The Week In Music: Throwback Grooves With The Arctic Monkeys, Janelle Monae’s Space Jam

Arctic-Monkeys

While everyone was caught in the shine of Arcade Fire‘s “Reflekor” this week, quietly there was a batch of new releases. Full on albums and what not.

Before I get to the best of the week, there’s a few worth mentioning.

Essential Tremors” is the third release from J Roddy Walston And The Business. It’s an album I had high hopes for, and at moments breaks out in spectacular fashion. “Marigold” and “Tear Jerk” are back room late night jams that stand out with swagger, but unfortunately the space between finds Walston and company posing as a Dr. Dog tribute band more than their original promise.

 

 

Janelle Monae is a rock star with a crystal voice and the sass and strut of Prince. “The Electric Lady” is the latest installment in her Space Opera that centers around a character named Cindi Mayweather in the year 2719. I believe it’s part four and five?  Ask Coheed And Cambria, maybe they can follow it.

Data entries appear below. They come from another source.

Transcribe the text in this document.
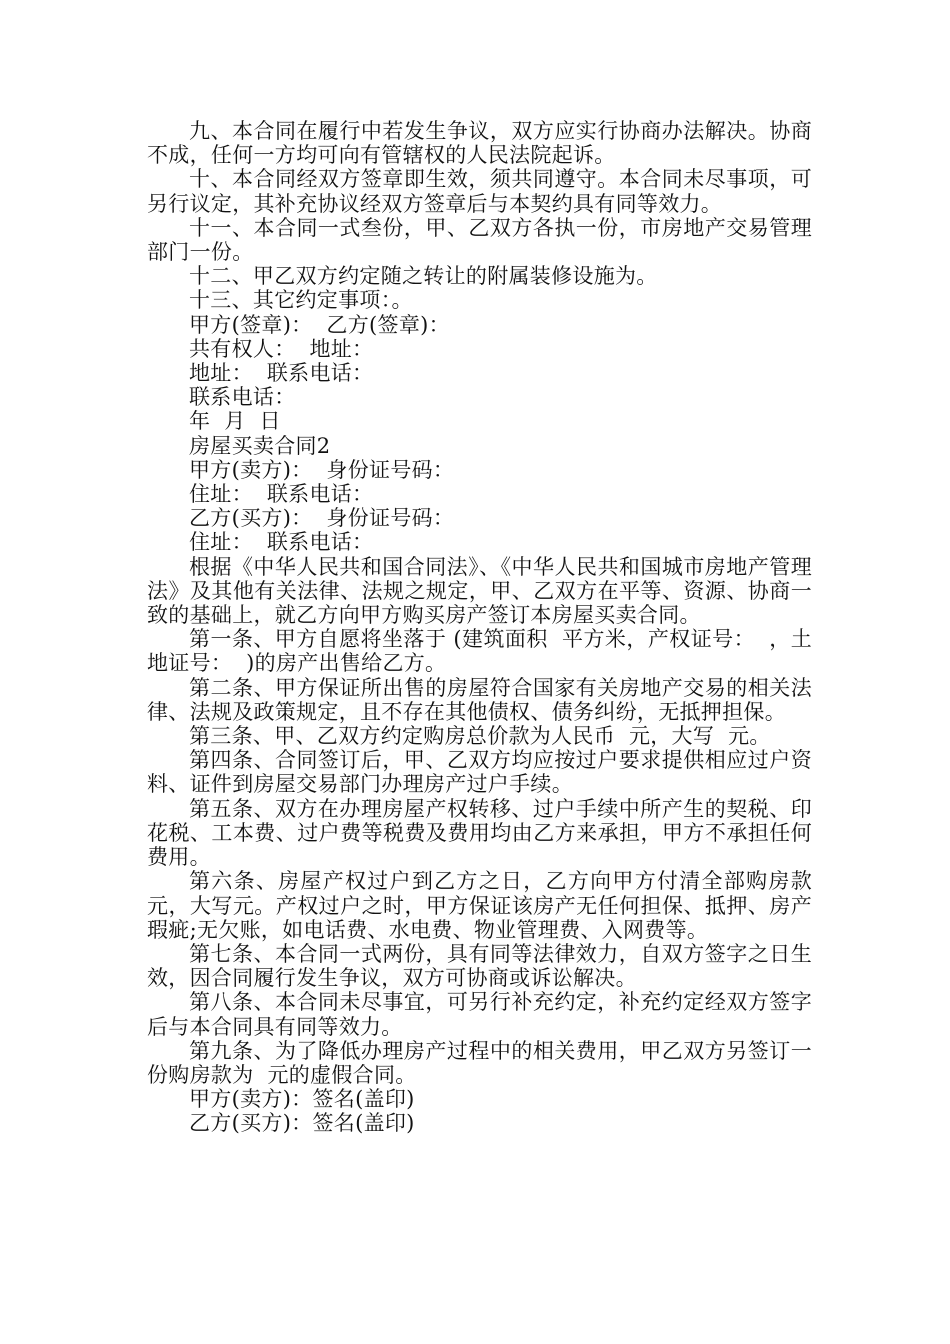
九、本合同在履行中若发生争议，双方应实行协商办法解决。协商不成，任何一方均可向有管辖权的人民法院起诉。

十、本合同经双方签章即生效，须共同遵守。本合同未尽事项，可另行议定，其补充协议经双方签章后与本契约具有同等效力。

十一、本合同一式叁份，甲、乙双方各执一份，市房地产交易管理部门一份。

十二、甲乙双方约定随之转让的附属装修设施为。

十三、其它约定事项：。

甲方(签章)：  乙方(签章)：

共有权人：  地址：

地址：  联系电话：

联系电话：

年  月  日

房屋买卖合同2

甲方(卖方)：  身份证号码：

住址：  联系电话：

乙方(买方)：  身份证号码：

住址：  联系电话：

根据《中华人民共和国合同法》、《中华人民共和国城市房地产管理法》及其他有关法律、法规之规定，甲、乙双方在平等、资源、协商一致的基础上，就乙方向甲方购买房产签订本房屋买卖合同。

第一条、甲方自愿将坐落于 (建筑面积  平方米，产权证号：  ，土地证号：  )的房产出售给乙方。

第二条、甲方保证所出售的房屋符合国家有关房地产交易的相关法律、法规及政策规定，且不存在其他债权、债务纠纷，无抵押担保。

第三条、甲、乙双方约定购房总价款为人民币  元，大写  元。

第四条、合同签订后，甲、乙双方均应按过户要求提供相应过户资料、证件到房屋交易部门办理房产过户手续。

第五条、双方在办理房屋产权转移、过户手续中所产生的契税、印花税、工本费、过户费等税费及费用均由乙方来承担，甲方不承担任何费用。

第六条、房屋产权过户到乙方之日，乙方向甲方付清全部购房款元，大写元。产权过户之时，甲方保证该房产无任何担保、抵押、房产瑕疵;无欠账，如电话费、水电费、物业管理费、入网费等。

第七条、本合同一式两份，具有同等法律效力，自双方签字之日生效，因合同履行发生争议，双方可协商或诉讼解决。

第八条、本合同未尽事宜，可另行补充约定，补充约定经双方签字后与本合同具有同等效力。

第九条、为了降低办理房产过程中的相关费用，甲乙双方另签订一份购房款为  元的虚假合同。

甲方(卖方)：签名(盖印)

乙方(买方)：签名(盖印)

Nobody can take away her talent, and a lot of the songs are amazing. She outshines Prince (yeah he’s there), Solange, and Miguel within a twenty-minute span. However the Sci-Fi story weighs down the album. At times it’s clumsy and confusing, pieced together through a series of Space Radio vignettes. The songs shine, but I keep getting sucked out of the experience by the Mystery Science Theater quality package they come in.

 

 

The real winner of the week  is the Arctic Monkeys. “AM” is a crunchy, dark ride that’s not a tribute to 70’s glam rock, it is 70’s glam rock. That’s an important distinction. The Arctic Monkeys don’t imitate the pounding bass and sharp riffs of an era, but puree them into a sexy strut that Billy Squier and Ace Frehley would be proud of. Alex Turner croons with blended harmonies that bleed a porno back beat until it crescendos with Black Sabbath like force, all done with the lyrical luring of a guy who drives a carpeted van. But it works.

 

 

They’ve come a long way from MySpace buzz band of the year.